Das Kammermitglied ist dem entgegengetreten. Es hat sich im Wesentlichen auf Urteile des Bundesgerichtshofs vom 9. September 2010 berufen. Danach könne wett-bewerbsrechtlich die Unterlassung von Rabatt- und Bonuswerbungen nur dann verlangt werden, wenn sie geeignet seien, den Wettbewerb zum Nachteil der Mit-bewerber bzw. sonstigen Markteilnehmer nicht nur unerheblich zu beeinträchtigen und so deren Interessen spürbar zu beeinträchtigen. Eine solche Beeinträchtigung sei aber dann nicht gegeben, wenn es sich bei den gewährten Boni und Rabatten nur um geringwertige Kleinigkeiten handele.
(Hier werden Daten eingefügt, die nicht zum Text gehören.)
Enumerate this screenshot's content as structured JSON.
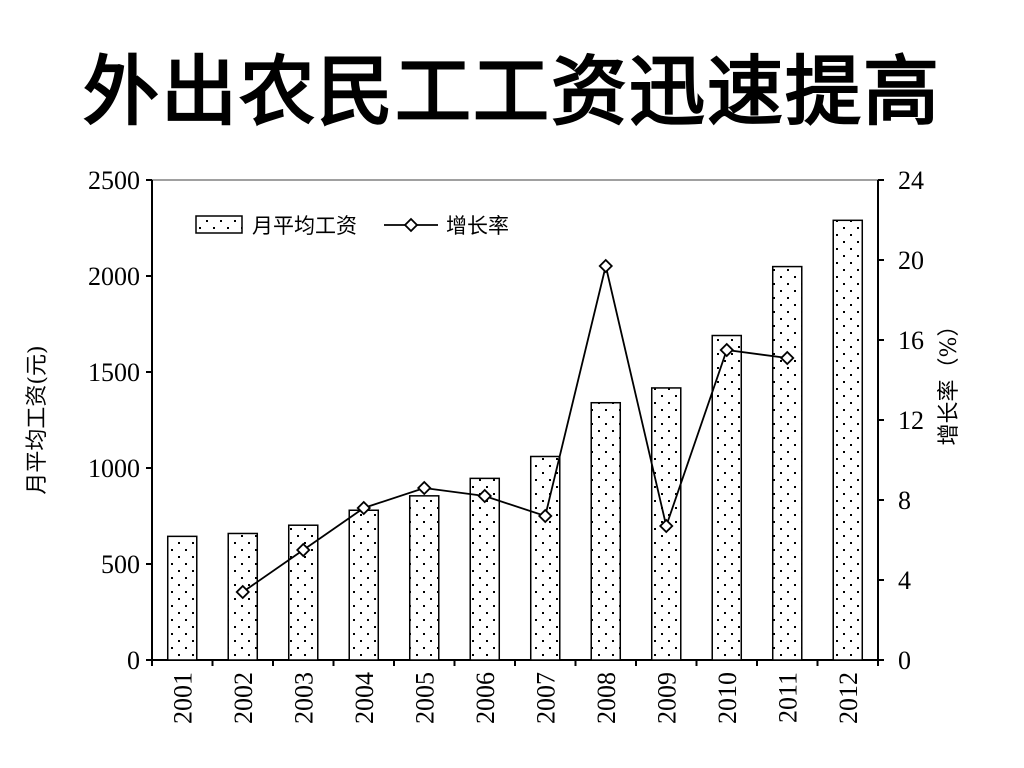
{
  "page": {
    "title": "外出农民工工资迅速提高"
  },
  "chart_data": {
    "type": "bar",
    "title": "外出农民工工资迅速提高",
    "categories": [
      "2001",
      "2002",
      "2003",
      "2004",
      "2005",
      "2006",
      "2007",
      "2008",
      "2009",
      "2010",
      "2011",
      "2012"
    ],
    "series": [
      {
        "name": "月平均工资",
        "type": "bar",
        "axis": "left",
        "pattern": "dotted",
        "values": [
          644,
          659,
          702,
          780,
          855,
          946,
          1060,
          1340,
          1417,
          1690,
          2049,
          2290
        ]
      },
      {
        "name": "增长率",
        "type": "line",
        "axis": "right",
        "marker": "diamond",
        "values": [
          null,
          3.4,
          5.5,
          7.6,
          8.6,
          8.2,
          7.2,
          19.7,
          6.7,
          15.5,
          15.1,
          null
        ]
      }
    ],
    "ylabel": "月平均工资(元)",
    "ylim": [
      0,
      2500
    ],
    "yticks": [
      0,
      500,
      1000,
      1500,
      2000,
      2500
    ],
    "y2label": "增长率（%）",
    "y2lim": [
      0,
      24
    ],
    "y2ticks": [
      0,
      4,
      8,
      12,
      16,
      20,
      24
    ],
    "legend_position": "top-left",
    "grid": false
  }
}
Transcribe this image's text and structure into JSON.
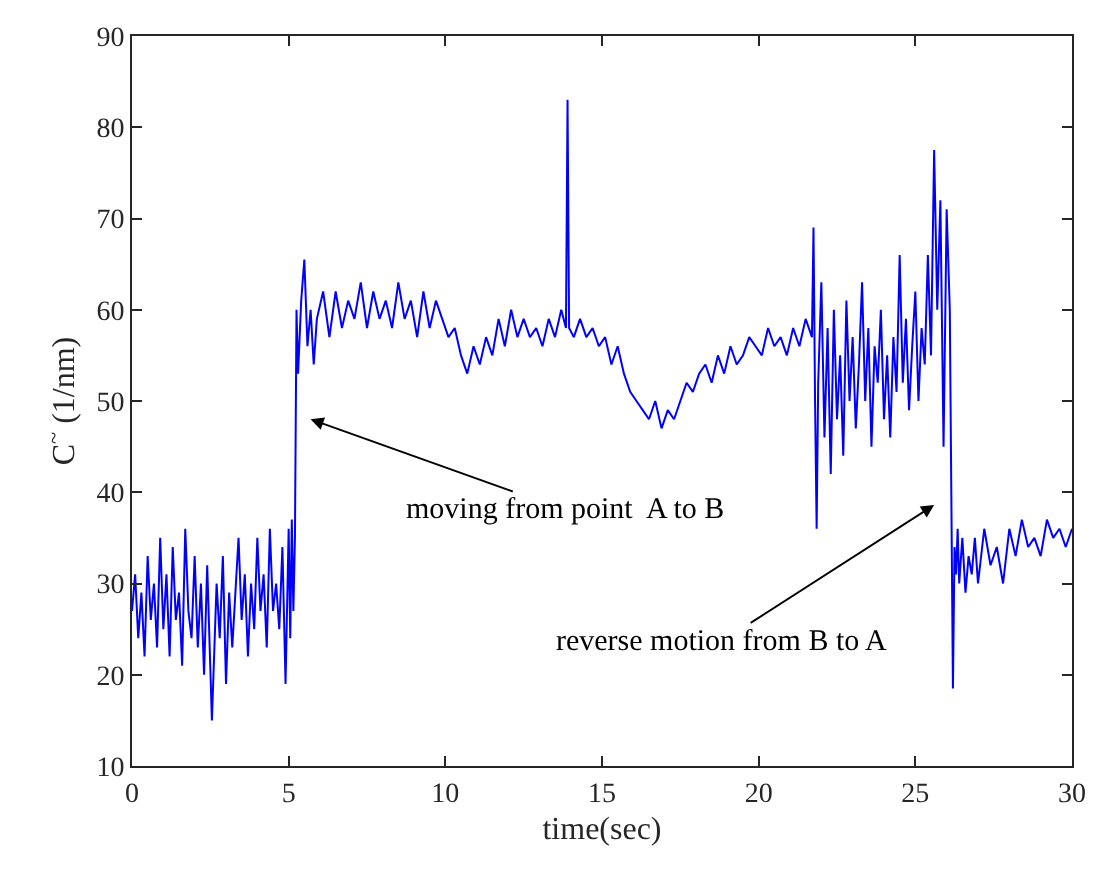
{
  "chart_data": {
    "type": "line",
    "xlabel": "time(sec)",
    "ylabel": "C$^{~}$ (1/nm)",
    "xlim": [
      0,
      30
    ],
    "ylim": [
      10,
      90
    ],
    "xticks": [
      0,
      5,
      10,
      15,
      20,
      25,
      30
    ],
    "yticks": [
      10,
      20,
      30,
      40,
      50,
      60,
      70,
      80,
      90
    ],
    "marker": "none",
    "line_style": "solid",
    "series": [
      {
        "color": "#0000ff",
        "x": [
          0,
          0.1,
          0.2,
          0.3,
          0.4,
          0.5,
          0.6,
          0.7,
          0.8,
          0.9,
          1.0,
          1.1,
          1.2,
          1.3,
          1.4,
          1.5,
          1.6,
          1.7,
          1.8,
          1.9,
          2.0,
          2.1,
          2.2,
          2.3,
          2.4,
          2.55,
          2.7,
          2.8,
          2.9,
          3.0,
          3.1,
          3.2,
          3.4,
          3.5,
          3.6,
          3.7,
          3.8,
          3.9,
          4.0,
          4.1,
          4.2,
          4.3,
          4.4,
          4.5,
          4.6,
          4.7,
          4.8,
          4.9,
          5.0,
          5.05,
          5.1,
          5.15,
          5.2,
          5.25,
          5.3,
          5.4,
          5.5,
          5.6,
          5.7,
          5.8,
          5.9,
          6.1,
          6.3,
          6.5,
          6.7,
          6.9,
          7.1,
          7.3,
          7.5,
          7.7,
          7.9,
          8.1,
          8.3,
          8.5,
          8.7,
          8.9,
          9.1,
          9.3,
          9.5,
          9.7,
          9.9,
          10.1,
          10.3,
          10.5,
          10.7,
          10.9,
          11.1,
          11.3,
          11.5,
          11.7,
          11.9,
          12.1,
          12.3,
          12.5,
          12.7,
          12.9,
          13.1,
          13.3,
          13.5,
          13.7,
          13.85,
          13.9,
          13.95,
          14.1,
          14.3,
          14.5,
          14.7,
          14.9,
          15.1,
          15.3,
          15.5,
          15.7,
          15.9,
          16.1,
          16.3,
          16.5,
          16.7,
          16.9,
          17.1,
          17.3,
          17.5,
          17.7,
          17.9,
          18.1,
          18.3,
          18.5,
          18.7,
          18.9,
          19.1,
          19.3,
          19.5,
          19.7,
          19.9,
          20.1,
          20.3,
          20.5,
          20.7,
          20.9,
          21.1,
          21.3,
          21.5,
          21.7,
          21.75,
          21.8,
          21.85,
          21.9,
          22.0,
          22.1,
          22.2,
          22.3,
          22.4,
          22.5,
          22.6,
          22.7,
          22.8,
          22.9,
          23.0,
          23.1,
          23.2,
          23.3,
          23.4,
          23.5,
          23.6,
          23.7,
          23.8,
          23.9,
          24.0,
          24.1,
          24.2,
          24.3,
          24.4,
          24.5,
          24.6,
          24.7,
          24.8,
          24.9,
          25.0,
          25.1,
          25.2,
          25.3,
          25.4,
          25.5,
          25.6,
          25.7,
          25.8,
          25.9,
          26.0,
          26.1,
          26.2,
          26.25,
          26.3,
          26.35,
          26.4,
          26.5,
          26.6,
          26.7,
          26.8,
          26.9,
          27.0,
          27.2,
          27.4,
          27.6,
          27.8,
          28.0,
          28.2,
          28.4,
          28.6,
          28.8,
          29.0,
          29.2,
          29.4,
          29.6,
          29.8,
          30
        ],
        "values": [
          27,
          31,
          24,
          29,
          22,
          33,
          26,
          30,
          23,
          35,
          25,
          31,
          22,
          34,
          26,
          29,
          21,
          36,
          27,
          24,
          33,
          23,
          30,
          20,
          32,
          15,
          30,
          24,
          33,
          19,
          29,
          23,
          35,
          26,
          31,
          22,
          30,
          25,
          35,
          27,
          31,
          23,
          36,
          27,
          30,
          25,
          34,
          19,
          36,
          24,
          37,
          27,
          35,
          60,
          53,
          61,
          65.5,
          56,
          60,
          54,
          59,
          62,
          57,
          62,
          58,
          61,
          59,
          63,
          58,
          62,
          59,
          61,
          58,
          63,
          59,
          61,
          57,
          62,
          58,
          61,
          59,
          57,
          58,
          55,
          53,
          56,
          54,
          57,
          55,
          59,
          56,
          60,
          57,
          59,
          57,
          58,
          56,
          59,
          57,
          60,
          58,
          83,
          58,
          57,
          59,
          57,
          58,
          56,
          57,
          54,
          56,
          53,
          51,
          50,
          49,
          48,
          50,
          47,
          49,
          48,
          50,
          52,
          51,
          53,
          54,
          52,
          55,
          53,
          56,
          54,
          55,
          57,
          56,
          55,
          58,
          56,
          57,
          55,
          58,
          56,
          59,
          57,
          69,
          50,
          36,
          52,
          63,
          46,
          58,
          42,
          60,
          48,
          55,
          44,
          61,
          50,
          57,
          47,
          54,
          63,
          50,
          58,
          45,
          56,
          52,
          60,
          48,
          55,
          46,
          57,
          51,
          66,
          52,
          59,
          49,
          56,
          62,
          50,
          58,
          54,
          66,
          55,
          77.5,
          60,
          72,
          45,
          71,
          60,
          18.5,
          34,
          31,
          36,
          30,
          35,
          29,
          33,
          31,
          35,
          30,
          36,
          32,
          34,
          30,
          36,
          33,
          37,
          34,
          35,
          33,
          37,
          35,
          36,
          34,
          36
        ]
      }
    ],
    "annotations": [
      "moving from point  A to B",
      "reverse motion from B to A"
    ]
  }
}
Eine Werbegabe im Wert von EUR 1,00 überschreite die Wertgrenze nicht und stelle insoweit eine vom Gesetz ausdrücklich zugelassene Ausnahme einer Zugabenwerbung dar.
Er habe darauf vertrauen dürfen, dass die Werbung mit einer Zugabe berufsrechtlich nicht verfolgt werde, sofern er die Geringwertigkeitsgrenze beachte. Es gebe hierzu mehrere Veröffentlichungen in überregionalen Zeitungen und Nachrichtendiensten, nach denen die Gewährung von Bonustalern, Rabatten und Boni auf verschreibungspflichtige Arzneimittel bis zu einer Grenze von EUR 1,00 auf jeden Fall erlaubt sei.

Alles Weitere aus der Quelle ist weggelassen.